If convicted, you could face a fine of up to £1,000 – rising to £2,500 for offences on the motorways and 3 or 6 penalty points on your licence.
The court may also impose a driving ban, depending on the seriousness of the offence and other surrounding circumstances.
Dangerous driving is a major offence and we cover it in more detail in our dangerous driving guide.
While speeding on its own isn’t enough to result in a charge of dangerous driving, it's at the discretion of the police whether your driving fell below the acceptable standard of a careful and competent driver. This could mean racing, dangerous overtaking or simply being distracted while driving at speed.

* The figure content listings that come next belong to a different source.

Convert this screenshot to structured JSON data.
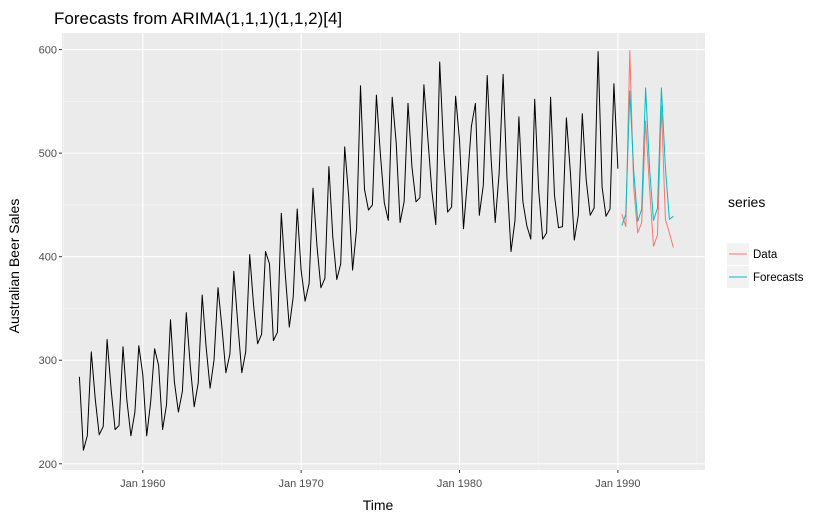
{
  "chart_data": {
    "type": "line",
    "title": "Forecasts from ARIMA(1,1,1)(1,1,2)[4]",
    "xlabel": "Time",
    "ylabel": "Australian Beer Sales",
    "xlim": [
      1954.9,
      1995.5
    ],
    "ylim": [
      194,
      616
    ],
    "x_ticks": [
      {
        "value": 1960,
        "label": "Jan 1960"
      },
      {
        "value": 1970,
        "label": "Jan 1970"
      },
      {
        "value": 1980,
        "label": "Jan 1980"
      },
      {
        "value": 1990,
        "label": "Jan 1990"
      }
    ],
    "y_ticks": [
      200,
      300,
      400,
      500,
      600
    ],
    "grid": true,
    "legend": {
      "title": "series",
      "position": "right",
      "entries": [
        {
          "name": "Data",
          "color": "#F8766D"
        },
        {
          "name": "Forecasts",
          "color": "#00BFC4"
        }
      ]
    },
    "series": [
      {
        "name": "",
        "color": "#000000",
        "start": 1956.0,
        "step": 0.25,
        "values": [
          284,
          213,
          227,
          308,
          262,
          228,
          236,
          320,
          272,
          233,
          237,
          313,
          261,
          227,
          250,
          314,
          286,
          227,
          260,
          311,
          295,
          233,
          257,
          339,
          279,
          250,
          270,
          346,
          294,
          255,
          278,
          363,
          313,
          273,
          300,
          370,
          331,
          288,
          306,
          386,
          335,
          288,
          308,
          402,
          353,
          316,
          325,
          405,
          393,
          319,
          327,
          442,
          383,
          332,
          361,
          446,
          387,
          357,
          374,
          466,
          410,
          370,
          379,
          487,
          419,
          378,
          393,
          506,
          458,
          387,
          427,
          565,
          465,
          445,
          450,
          556,
          500,
          452,
          435,
          554,
          510,
          433,
          453,
          548,
          486,
          453,
          457,
          566,
          515,
          464,
          431,
          588,
          503,
          443,
          448,
          555,
          513,
          427,
          473,
          526,
          548,
          440,
          469,
          575,
          493,
          433,
          480,
          576,
          475,
          405,
          435,
          535,
          453,
          430,
          417,
          552,
          464,
          417,
          423,
          554,
          459,
          428,
          429,
          534,
          481,
          416,
          440,
          538,
          474,
          440,
          447,
          598,
          467,
          439,
          446,
          567,
          485
        ]
      },
      {
        "name": "Data",
        "color": "#F8766D",
        "start": 1990.25,
        "step": 0.25,
        "values": [
          441,
          429,
          599,
          467,
          423,
          433,
          531,
          465,
          410,
          421,
          546,
          436,
          423,
          409
        ]
      },
      {
        "name": "Forecasts",
        "color": "#00BFC4",
        "start": 1990.25,
        "step": 0.25,
        "values": [
          430,
          441,
          560,
          483,
          434,
          446,
          563,
          485,
          435,
          447,
          563,
          486,
          436,
          439
        ]
      }
    ]
  }
}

A charge of dangerous driving will be prosecuted in either a magistrates’ or Crown Court and, depending on the seriousness, the penalties include an unlimited fine, a driving ban and up to 2 years in prison – rising to 14 years if convicted of causing death by dangerous driving.
What’s the difference between being caught by a speed camera or the police?
By a speed camera…
If you’re caught speeding by a camera on the road or motorway, you'll be sent a Notice of Intended Prosecution (NIP) in the post.

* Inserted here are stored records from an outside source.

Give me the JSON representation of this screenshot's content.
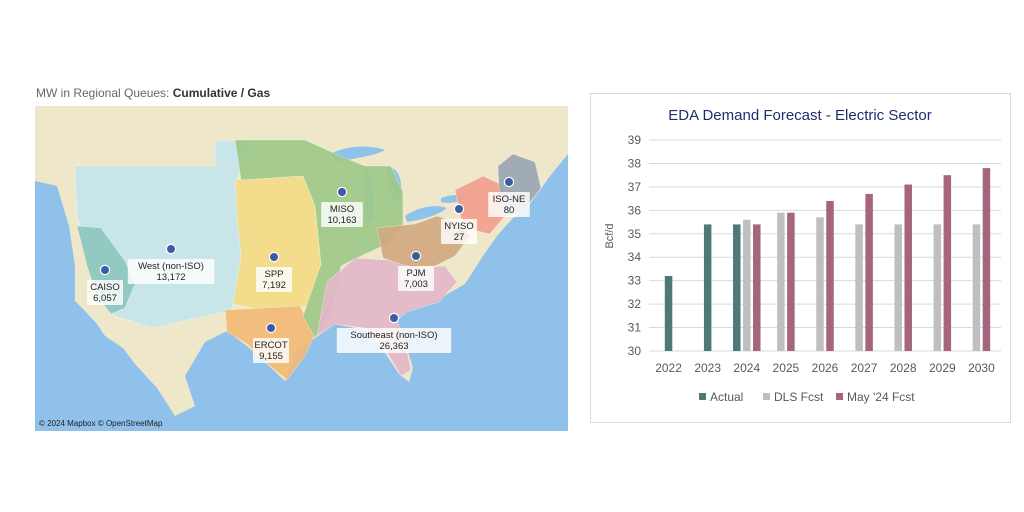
{
  "map": {
    "title_prefix": "MW in Regional Queues:",
    "title_filter": "Cumulative / Gas",
    "attribution": "© 2024 Mapbox  © OpenStreetMap",
    "colors": {
      "ocean": "#8fc1ea",
      "land": "#efe7c9",
      "west": "#c5e6ec",
      "caiso": "#8ec7bd",
      "spp": "#f4dc86",
      "ercot": "#f2bb78",
      "miso": "#9fc98a",
      "pjm": "#d2aa82",
      "southeast": "#e2b8c9",
      "nyiso": "#f3a08f",
      "isone": "#9aa6b2",
      "marker": "#3d5ba7"
    },
    "regions": [
      {
        "name": "CAISO",
        "value": "6,057"
      },
      {
        "name": "West (non-ISO)",
        "value": "13,172"
      },
      {
        "name": "SPP",
        "value": "7,192"
      },
      {
        "name": "ERCOT",
        "value": "9,155"
      },
      {
        "name": "MISO",
        "value": "10,163"
      },
      {
        "name": "PJM",
        "value": "7,003"
      },
      {
        "name": "Southeast (non-ISO)",
        "value": "26,363"
      },
      {
        "name": "NYISO",
        "value": "27"
      },
      {
        "name": "ISO-NE",
        "value": "80"
      }
    ]
  },
  "chart_data": {
    "type": "bar",
    "title": "EDA Demand Forecast - Electric Sector",
    "ylabel": "Bcf/d",
    "xlabel": "",
    "ylim": [
      30,
      39
    ],
    "yticks": [
      30,
      31,
      32,
      33,
      34,
      35,
      36,
      37,
      38,
      39
    ],
    "grid": true,
    "legend_position": "bottom",
    "categories": [
      "2022",
      "2023",
      "2024",
      "2025",
      "2026",
      "2027",
      "2028",
      "2029",
      "2030"
    ],
    "series": [
      {
        "name": "Actual",
        "color": "#4d7a78",
        "values": [
          33.2,
          35.4,
          35.4,
          null,
          null,
          null,
          null,
          null,
          null
        ]
      },
      {
        "name": "DLS Fcst",
        "color": "#bfbfbf",
        "values": [
          null,
          null,
          35.6,
          35.9,
          35.7,
          35.4,
          35.4,
          35.4,
          35.4
        ]
      },
      {
        "name": "May '24 Fcst",
        "color": "#a5657f",
        "values": [
          null,
          null,
          35.4,
          35.9,
          36.4,
          36.7,
          37.1,
          37.5,
          37.8
        ]
      }
    ]
  }
}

You must return the NIP as per the instructions, specifying who was driving the vehicle.
Having provided the police with this information, you'll then receive either an FPN or a letter telling you to go to court.
Whether you agree with the fine or not, you must return the NIP. Failure to do so may be seen as refusing to provide the driver's information, which is punishable by a fine of up to £1,000 and 6 penalty points.
If you believe you've received a speeding fine in error, or you wish to dispute it for any other reason, you can do this by filling out the section on the NIP and returning it to the police within 28 days of receiving it.
By a police officer…
If you’re caught speeding and stopped by the police, they may give you either;
- a verbal warning
- an FPN (or send one at a later date)
- an NIP (verbally, or posted at a later date)
The police may also ask to see your driving documents, i.e. your licence, insurance documents and MOT certificate. If you don't have any of these documents on you at the time, they may ask you to produce them at a police station within 7 days.
Notice of intended prosecution (NIP)
Whether you were stopped on the road or caught by a camera, the police must contact you with a NIP within 14 days of the offence. Any later may make their prosecution against you invalid.
You must consider any grounds for dispute carefully (we have some advice on this below). If your appeal isn't accepted, then the next stage will be to appear in court to fight the conviction.
Once again, failure to convince the court of your case will likely result in a heavier penalty than if you accepted the initial punishment.
Going to court for a speeding offence
It's strongly recommended that you seek legal advice before deciding to contest any charge before the court.
Usually, only a serious offence or those drivers who repeatedly flout the rules will be compelled to appear before a court.
If you're to be prosecuted for a speeding offence, the police will send you a summons to appear before a court. The police have up to 6 months from the date of the offence to lodge the summons with the court. At your court appearance, you'll be able to plead guilty or not guilty. Under no circumstances should you enter a not-guilty plea unless you've taken legal advice beforehand.
A guilty plea may be your best chance at receiving a lighter penalty if you can provide any mitigating circumstances that explain your behavior. If you do plan to plead guilty, your punishment may be reduced if you can provide mitigating circumstances for the court to take into account.